After 4 months of waiting, I have finally managed to find a fully restored Radio craftmen C500a amplifiers to accompany my 12.1, MC240 & WE KS16604.
Some backbround information on the RC500 from Alan (Pilotrol) at R33 net:
Radio Craftsman founded by John Cashman in47. John Cashman worked in Hallicrafters Radio Company before he founded Radio Craftsman. Radio Craftsman was mainly focusing on development of home audio and television from late 40 to late 50's.
Ed Miller and Sid Smith were two major engineers to work for Radio Craftsman during early 40's - mid 50's. Actually, Ed Miller is the founder of Sherwood and who leave Radio Craftsman before 1953 (This year he founded Sherwood and mainly focused on integrate amp and receiver). Sid Smith later left Radio Craftsman and joined Marantz as chief engineer in 1954.
The major audio products from Radio Craftsman actually was not completely developed by Radio Craftsman, but mainly licensed by RCA and Western Electric!

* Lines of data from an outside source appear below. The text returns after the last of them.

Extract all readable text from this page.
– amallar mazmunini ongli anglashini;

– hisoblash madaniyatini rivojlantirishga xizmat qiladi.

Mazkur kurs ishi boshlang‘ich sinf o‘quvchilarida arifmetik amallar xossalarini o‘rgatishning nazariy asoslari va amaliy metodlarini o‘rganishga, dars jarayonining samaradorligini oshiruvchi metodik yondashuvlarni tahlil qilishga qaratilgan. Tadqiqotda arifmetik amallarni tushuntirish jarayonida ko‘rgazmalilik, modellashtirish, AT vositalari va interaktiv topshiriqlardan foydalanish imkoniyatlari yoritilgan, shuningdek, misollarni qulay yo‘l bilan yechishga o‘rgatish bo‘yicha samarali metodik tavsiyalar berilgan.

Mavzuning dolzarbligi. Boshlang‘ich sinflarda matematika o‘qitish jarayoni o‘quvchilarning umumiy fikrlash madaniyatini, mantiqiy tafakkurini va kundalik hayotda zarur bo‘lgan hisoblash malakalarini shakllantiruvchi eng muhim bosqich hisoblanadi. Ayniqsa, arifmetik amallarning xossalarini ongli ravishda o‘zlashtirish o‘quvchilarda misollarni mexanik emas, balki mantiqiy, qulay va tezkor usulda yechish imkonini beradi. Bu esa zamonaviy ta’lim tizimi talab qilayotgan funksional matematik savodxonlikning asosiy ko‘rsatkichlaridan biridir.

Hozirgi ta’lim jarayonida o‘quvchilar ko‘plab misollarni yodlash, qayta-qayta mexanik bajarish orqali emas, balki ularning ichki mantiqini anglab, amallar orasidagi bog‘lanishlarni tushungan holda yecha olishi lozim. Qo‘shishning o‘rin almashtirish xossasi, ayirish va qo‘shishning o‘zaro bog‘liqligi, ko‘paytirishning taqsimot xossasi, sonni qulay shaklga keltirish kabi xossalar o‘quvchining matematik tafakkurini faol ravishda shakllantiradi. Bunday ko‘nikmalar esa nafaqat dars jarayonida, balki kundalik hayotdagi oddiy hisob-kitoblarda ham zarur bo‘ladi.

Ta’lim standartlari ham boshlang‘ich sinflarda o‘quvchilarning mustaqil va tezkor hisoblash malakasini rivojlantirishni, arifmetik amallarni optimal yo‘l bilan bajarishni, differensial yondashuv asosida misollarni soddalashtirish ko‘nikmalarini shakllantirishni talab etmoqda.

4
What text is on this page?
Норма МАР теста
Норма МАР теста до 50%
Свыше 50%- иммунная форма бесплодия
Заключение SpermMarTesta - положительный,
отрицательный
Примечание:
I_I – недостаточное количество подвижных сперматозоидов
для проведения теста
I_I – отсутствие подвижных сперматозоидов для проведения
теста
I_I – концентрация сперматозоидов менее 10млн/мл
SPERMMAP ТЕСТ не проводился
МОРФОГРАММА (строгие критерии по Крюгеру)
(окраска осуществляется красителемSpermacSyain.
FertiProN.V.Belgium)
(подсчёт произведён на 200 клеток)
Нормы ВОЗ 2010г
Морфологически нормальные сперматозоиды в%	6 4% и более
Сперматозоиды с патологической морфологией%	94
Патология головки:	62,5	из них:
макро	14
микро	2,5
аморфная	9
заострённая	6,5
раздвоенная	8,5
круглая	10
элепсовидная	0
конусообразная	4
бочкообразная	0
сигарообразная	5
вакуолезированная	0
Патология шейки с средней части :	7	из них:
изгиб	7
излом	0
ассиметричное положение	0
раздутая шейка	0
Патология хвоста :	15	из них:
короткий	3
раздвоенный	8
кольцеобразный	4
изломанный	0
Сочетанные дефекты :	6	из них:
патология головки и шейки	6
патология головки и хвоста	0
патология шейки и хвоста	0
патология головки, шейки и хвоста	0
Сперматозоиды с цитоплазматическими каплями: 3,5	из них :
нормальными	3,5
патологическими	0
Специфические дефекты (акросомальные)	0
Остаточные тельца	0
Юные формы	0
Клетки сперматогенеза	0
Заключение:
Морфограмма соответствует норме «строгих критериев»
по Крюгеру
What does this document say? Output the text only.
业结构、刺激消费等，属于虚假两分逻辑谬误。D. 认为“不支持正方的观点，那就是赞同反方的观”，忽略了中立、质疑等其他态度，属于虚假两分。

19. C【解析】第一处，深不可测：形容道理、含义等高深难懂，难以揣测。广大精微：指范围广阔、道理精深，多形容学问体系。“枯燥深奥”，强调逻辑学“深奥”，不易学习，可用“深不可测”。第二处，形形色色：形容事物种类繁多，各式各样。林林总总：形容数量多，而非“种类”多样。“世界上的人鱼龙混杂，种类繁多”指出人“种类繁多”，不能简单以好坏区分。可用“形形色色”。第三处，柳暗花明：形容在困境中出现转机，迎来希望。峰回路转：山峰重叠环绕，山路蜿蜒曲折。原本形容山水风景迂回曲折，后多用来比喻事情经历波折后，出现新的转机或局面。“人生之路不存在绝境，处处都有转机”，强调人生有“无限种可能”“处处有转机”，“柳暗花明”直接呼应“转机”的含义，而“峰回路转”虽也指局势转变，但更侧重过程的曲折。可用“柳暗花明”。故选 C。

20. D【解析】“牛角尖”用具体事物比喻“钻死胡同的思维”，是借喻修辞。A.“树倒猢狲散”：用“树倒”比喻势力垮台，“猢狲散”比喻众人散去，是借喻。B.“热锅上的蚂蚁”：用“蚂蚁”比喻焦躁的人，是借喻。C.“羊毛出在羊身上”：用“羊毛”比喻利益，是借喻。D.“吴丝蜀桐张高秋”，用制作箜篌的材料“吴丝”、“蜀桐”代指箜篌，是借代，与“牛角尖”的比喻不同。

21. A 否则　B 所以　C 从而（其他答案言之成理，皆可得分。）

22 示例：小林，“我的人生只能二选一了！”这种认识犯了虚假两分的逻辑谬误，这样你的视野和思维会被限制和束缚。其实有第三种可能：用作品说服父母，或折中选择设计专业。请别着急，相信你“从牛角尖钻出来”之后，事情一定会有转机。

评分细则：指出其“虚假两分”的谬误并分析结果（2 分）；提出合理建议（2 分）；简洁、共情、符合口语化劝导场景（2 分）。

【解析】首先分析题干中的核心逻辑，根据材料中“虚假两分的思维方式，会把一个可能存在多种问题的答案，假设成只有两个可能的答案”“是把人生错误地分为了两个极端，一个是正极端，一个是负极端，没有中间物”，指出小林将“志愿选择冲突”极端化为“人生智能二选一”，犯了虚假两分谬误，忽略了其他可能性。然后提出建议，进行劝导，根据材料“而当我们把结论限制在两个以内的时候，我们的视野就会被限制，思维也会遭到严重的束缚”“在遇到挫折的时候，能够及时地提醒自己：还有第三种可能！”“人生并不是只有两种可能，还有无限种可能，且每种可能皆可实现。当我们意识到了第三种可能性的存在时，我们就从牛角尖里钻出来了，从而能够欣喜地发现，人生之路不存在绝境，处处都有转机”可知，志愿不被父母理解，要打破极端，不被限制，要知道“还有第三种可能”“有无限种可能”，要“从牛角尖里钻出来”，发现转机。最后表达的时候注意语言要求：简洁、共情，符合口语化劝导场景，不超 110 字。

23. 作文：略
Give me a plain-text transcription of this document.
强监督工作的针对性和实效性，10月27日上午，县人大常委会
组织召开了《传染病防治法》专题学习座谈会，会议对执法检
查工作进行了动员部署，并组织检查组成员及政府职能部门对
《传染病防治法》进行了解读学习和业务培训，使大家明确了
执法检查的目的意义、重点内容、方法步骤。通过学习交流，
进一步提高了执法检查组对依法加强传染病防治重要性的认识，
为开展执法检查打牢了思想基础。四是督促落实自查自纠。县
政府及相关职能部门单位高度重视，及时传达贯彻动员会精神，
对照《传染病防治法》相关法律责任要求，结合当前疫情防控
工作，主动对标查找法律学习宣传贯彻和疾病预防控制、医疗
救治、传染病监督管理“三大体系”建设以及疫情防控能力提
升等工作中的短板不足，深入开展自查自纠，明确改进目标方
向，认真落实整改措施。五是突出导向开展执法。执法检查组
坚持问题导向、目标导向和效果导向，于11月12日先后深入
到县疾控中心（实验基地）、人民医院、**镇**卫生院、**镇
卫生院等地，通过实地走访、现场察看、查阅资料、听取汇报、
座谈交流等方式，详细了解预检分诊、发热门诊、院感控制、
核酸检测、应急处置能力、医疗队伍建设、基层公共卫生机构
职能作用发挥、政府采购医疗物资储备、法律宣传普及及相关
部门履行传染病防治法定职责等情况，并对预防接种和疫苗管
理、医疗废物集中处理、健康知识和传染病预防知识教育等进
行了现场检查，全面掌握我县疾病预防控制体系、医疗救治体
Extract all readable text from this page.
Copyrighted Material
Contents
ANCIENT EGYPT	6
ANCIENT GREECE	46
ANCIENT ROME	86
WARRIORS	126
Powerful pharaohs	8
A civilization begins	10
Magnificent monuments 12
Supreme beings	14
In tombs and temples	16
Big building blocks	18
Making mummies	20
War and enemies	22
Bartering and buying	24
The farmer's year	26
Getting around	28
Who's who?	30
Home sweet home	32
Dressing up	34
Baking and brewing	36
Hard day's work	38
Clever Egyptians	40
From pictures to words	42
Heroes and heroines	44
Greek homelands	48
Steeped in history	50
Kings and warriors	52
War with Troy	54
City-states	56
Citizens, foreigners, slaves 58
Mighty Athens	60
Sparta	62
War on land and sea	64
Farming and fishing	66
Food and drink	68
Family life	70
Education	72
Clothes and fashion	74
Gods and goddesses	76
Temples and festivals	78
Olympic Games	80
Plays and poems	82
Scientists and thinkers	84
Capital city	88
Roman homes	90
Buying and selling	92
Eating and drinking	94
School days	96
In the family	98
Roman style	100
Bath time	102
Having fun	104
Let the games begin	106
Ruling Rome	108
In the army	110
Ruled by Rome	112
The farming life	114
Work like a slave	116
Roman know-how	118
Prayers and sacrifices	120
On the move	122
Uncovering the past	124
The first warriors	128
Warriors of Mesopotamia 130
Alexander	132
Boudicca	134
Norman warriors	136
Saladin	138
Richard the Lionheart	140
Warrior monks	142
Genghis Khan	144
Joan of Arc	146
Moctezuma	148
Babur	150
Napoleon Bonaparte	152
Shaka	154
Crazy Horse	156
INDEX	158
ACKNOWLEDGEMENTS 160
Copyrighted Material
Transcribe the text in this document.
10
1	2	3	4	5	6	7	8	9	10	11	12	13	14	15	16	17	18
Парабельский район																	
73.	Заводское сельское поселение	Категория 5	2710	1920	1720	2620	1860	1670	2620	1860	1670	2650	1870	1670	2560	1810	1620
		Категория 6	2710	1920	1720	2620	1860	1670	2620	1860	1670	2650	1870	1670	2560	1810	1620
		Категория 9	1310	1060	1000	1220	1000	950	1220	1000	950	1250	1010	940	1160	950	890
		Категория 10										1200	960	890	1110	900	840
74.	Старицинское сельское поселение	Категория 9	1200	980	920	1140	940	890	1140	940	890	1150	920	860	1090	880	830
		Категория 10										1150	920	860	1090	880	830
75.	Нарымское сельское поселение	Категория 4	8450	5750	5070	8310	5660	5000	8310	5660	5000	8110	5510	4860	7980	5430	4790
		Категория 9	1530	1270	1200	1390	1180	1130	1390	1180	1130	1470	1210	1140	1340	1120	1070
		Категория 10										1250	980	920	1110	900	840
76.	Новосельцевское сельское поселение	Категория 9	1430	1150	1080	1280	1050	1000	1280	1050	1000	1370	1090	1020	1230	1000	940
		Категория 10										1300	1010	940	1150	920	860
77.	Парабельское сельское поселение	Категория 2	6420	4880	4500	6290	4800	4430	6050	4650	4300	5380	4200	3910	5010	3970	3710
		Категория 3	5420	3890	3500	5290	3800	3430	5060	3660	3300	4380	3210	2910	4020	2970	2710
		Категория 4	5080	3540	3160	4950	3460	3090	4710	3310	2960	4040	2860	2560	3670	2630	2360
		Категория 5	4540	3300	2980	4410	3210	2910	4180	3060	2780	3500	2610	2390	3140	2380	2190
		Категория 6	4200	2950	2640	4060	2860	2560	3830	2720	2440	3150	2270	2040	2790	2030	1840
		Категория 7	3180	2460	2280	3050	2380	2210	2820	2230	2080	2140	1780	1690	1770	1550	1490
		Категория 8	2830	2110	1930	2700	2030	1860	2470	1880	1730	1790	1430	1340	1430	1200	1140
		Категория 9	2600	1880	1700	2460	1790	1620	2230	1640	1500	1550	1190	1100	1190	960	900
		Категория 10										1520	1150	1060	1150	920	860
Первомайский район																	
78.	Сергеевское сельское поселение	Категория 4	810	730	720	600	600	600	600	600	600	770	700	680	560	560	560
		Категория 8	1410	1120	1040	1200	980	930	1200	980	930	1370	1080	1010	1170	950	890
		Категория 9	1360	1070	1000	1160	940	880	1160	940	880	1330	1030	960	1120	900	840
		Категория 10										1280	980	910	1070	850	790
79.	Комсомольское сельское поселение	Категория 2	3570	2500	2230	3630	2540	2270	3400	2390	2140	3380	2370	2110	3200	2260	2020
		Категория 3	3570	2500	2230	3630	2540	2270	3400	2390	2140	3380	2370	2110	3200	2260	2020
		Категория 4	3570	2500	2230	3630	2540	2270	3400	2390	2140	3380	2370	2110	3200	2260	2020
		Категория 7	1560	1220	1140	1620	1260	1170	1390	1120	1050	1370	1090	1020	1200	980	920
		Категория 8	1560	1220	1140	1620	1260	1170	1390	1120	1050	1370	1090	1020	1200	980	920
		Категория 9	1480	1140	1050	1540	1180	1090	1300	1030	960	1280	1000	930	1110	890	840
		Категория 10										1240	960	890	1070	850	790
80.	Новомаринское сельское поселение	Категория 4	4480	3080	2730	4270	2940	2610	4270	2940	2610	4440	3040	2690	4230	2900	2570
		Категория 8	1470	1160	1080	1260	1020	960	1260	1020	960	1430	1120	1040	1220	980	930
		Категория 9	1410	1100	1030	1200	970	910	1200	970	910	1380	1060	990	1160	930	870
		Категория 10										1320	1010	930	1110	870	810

Most of the Radio Craftsman gear sound fast, clear and very transparent with fine body (thin but not thick and mellow body).No question that the most popular Radio Craftsman amp in the family must be the C500 series.
The first two generations of C500 was mostly worked by Sid Smith and licensed by Western Electric. The first generation C500 was introduced in 1951, it comes with a smooth corner Stancor output transformer. In 1952, smooth corner version replaced by the sharp corner version output. Radio Craftsman C500 is based on Williamson design which operated with 2 x KT66 output tube in triode but pure class A operation with 10 watt output. It has very natural sweet, clear and transparent tone. However, it has very clear, natural, realistic and transparent tone than many vintage and modern hi-fi amp.
The Radio Craftsman C500 was replaced by C500A in 1953 and the same years Sid Smith left Radio Craftsman. I believe the Radio C500A is the final work of Sid Smith. The different between Radio Craftsman C500A is it has much higher plate voltage in triode class AB and the output increase to 15 watts per channel. It also has much large size choke than C500, it also licensed by Western Electric as well. The rectifier tube also changed to 5U4G instead of 5V4G.
The final version is Radio Craftsman C550 and it replaced Radio Craftsman C500A in 1954. Honestly, the sound of Radio Craftsman C550 sounds slightly different than C500 and C550A, it has better body but not as transparent sweet and natural than C500 and C500A. The reason is simple, the C550 is operated in Ultra-linear instead of triode operation, the output also increase to 30 watt instead of 15 watts. The amplifier also used a B+ delayed turn-on via a slow warm-up, it required 60 seconds to preserve the cathodes on the KT-66s. FYI, Radio Craftsman C550 was not designed by Sid Smith, but actually designed by Bob Grodinski, this guy took over Sid smith work as Smith already left the company and joined Marantz in summer of 1954...!
Even though, my intention is not to "collect" vintage tube amplifiers for the sake of collecting, I have subsconsciously been poisoned by the music reproduction from these KT66 amps.
Out of the 5 amplifiers mentioned, I have managed to find 3 & 1/2 namely:
1. Leak12.1
2. Radio craften C500
3. Mcintosh MC240
4. WE KS16608 (the model after the highly priced WE 124) -- just joking! : )
Hopefully, I can find the WE 124 to replace the WE KS16608 soon!